Running is hard and lonely. There are days when I don’t want to run. Especially at the beginning of my training. There are great days when I ride on the high of hitting a new personal best! There are bad days when I can’t complete a section or keep pace when I normally can. Those ones are the hardest because afterwards, I have to say to myself, “Wait, what do you mean I have to do this again tomorrow?” Keeping spirits up is tough because the reality that you really are running your own race is crushing, inspiring, or both.

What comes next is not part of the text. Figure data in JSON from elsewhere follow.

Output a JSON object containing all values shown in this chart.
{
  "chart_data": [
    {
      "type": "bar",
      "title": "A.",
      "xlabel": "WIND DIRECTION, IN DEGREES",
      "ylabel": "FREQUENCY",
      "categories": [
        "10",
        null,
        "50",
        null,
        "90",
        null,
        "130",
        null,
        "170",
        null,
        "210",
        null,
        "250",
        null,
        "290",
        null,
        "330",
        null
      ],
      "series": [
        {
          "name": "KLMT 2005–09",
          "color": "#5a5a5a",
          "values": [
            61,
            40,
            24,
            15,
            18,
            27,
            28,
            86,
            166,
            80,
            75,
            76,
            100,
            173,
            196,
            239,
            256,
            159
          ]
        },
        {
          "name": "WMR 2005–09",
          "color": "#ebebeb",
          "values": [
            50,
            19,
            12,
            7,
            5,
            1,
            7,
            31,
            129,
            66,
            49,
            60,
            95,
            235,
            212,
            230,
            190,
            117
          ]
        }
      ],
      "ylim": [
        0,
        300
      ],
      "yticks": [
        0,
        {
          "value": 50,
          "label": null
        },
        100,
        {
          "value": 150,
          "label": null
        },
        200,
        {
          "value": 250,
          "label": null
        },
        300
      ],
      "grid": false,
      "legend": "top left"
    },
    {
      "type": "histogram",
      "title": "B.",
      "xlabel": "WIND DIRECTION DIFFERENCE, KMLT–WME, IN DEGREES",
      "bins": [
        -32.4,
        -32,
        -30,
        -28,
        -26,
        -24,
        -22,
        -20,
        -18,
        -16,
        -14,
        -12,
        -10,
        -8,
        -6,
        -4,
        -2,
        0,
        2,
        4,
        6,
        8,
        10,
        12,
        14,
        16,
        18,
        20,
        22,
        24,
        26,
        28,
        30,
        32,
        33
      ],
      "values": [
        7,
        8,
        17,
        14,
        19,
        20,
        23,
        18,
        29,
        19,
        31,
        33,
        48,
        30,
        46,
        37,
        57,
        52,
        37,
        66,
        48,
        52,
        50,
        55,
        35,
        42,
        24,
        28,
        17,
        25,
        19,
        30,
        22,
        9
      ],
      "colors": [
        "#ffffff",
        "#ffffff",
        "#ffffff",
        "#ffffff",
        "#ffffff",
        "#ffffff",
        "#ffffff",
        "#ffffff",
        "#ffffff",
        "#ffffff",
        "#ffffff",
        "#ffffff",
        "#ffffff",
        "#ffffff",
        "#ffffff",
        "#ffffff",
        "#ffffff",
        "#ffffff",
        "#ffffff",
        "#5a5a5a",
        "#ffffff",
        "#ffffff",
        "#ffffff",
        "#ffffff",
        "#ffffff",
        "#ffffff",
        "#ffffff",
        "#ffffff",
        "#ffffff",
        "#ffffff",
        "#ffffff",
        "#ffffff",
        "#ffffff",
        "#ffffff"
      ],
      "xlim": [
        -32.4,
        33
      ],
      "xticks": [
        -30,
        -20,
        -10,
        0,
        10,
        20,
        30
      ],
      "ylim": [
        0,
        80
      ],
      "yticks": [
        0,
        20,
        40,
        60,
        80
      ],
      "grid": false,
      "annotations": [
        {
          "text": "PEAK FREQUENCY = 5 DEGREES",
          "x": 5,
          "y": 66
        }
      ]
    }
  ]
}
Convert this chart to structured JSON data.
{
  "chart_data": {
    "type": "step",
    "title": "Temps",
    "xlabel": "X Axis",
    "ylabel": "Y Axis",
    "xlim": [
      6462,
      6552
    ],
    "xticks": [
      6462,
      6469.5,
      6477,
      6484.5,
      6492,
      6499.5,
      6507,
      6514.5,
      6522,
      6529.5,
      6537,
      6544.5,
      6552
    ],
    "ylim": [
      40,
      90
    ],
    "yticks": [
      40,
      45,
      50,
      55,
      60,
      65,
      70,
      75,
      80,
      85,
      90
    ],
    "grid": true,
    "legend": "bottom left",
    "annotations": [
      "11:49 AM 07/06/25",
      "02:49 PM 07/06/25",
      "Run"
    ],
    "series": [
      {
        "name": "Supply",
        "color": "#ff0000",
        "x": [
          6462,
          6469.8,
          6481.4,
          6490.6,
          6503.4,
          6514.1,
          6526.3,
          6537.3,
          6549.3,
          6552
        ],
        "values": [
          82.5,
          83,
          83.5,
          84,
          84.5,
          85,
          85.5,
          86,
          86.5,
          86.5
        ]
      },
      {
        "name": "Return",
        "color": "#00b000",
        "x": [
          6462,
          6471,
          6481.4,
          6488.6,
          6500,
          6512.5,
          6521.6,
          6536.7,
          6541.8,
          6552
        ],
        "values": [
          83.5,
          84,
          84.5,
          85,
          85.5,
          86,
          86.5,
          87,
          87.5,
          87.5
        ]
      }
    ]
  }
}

Winter didn’t help, either! Suddenly, it was much harder to get up and go for a run before work! The infamous Hachinohe ice and wind frightened me into staying in bed, especially during February and early March. Fortunately, the snow cleared, and the weather warmed, allowing me to hit the road again. Shortly after this, however, I got hit with a severe cold that threw my training routine out for about a week. On top of that, friends, travelling, and partying (it’s been three years since I last went to an enkai snuck their way into my schedule.
Nevertheless, through consistency (and sheer will), my running got better. I kept pace easier, I was out of breath less, and I even, shockingly, started to look forward to putting on my running shoes and hitting the pavement. My friends, family, and co-workers (especially the vice principal) encouraged me every step of the way.
After four long years, the Hachinohe Umineko Marathon will finally take place. By the time this article is released, I’ll be in the final week of my training. It’s been a journey, but race day will arrive before I know it. My goal is not to win. Hell, it’s not even to make it into a top finishing bracket. I simply want to prove to myself that I can do it. Long-distance running is not my forte. I can handle skiing, hiking, or anything else, but running a half marathon is a challenge for anyone to undertake. Let’s hope I’m up to the challenge!
Look out for part two of my running adventures later this year!
Tips for Races in Japan!
- I followed the link to a site called RUNNET. Here, you can find information and applications for running events across Japan. Keep in mind, some of the larger marathons in Tokyo, Kyoto, and Osaka require a lottery and go through different websites.
- For other great resources for races in Japan, try Gaijinpot.
- Find the best training programme for you and your body’s capabilities!
- Fuel yourself with proper nutrition and stay hydrated for the best results.
- Do NOT push yourself too hard. Avoid injury, and stay positive and consistent!
Etienne van Rooyen is an Australian, fourth-year ALT in the delightful city of Hachinohe, Aomori. He spends his time practising the piano, gaming, or travelling Japan while improving his amateur photography. He regularly contributes translations of tofu recipes for the prefecture’s online blog “Good Morning Aomori” titled “Miso Hungry.”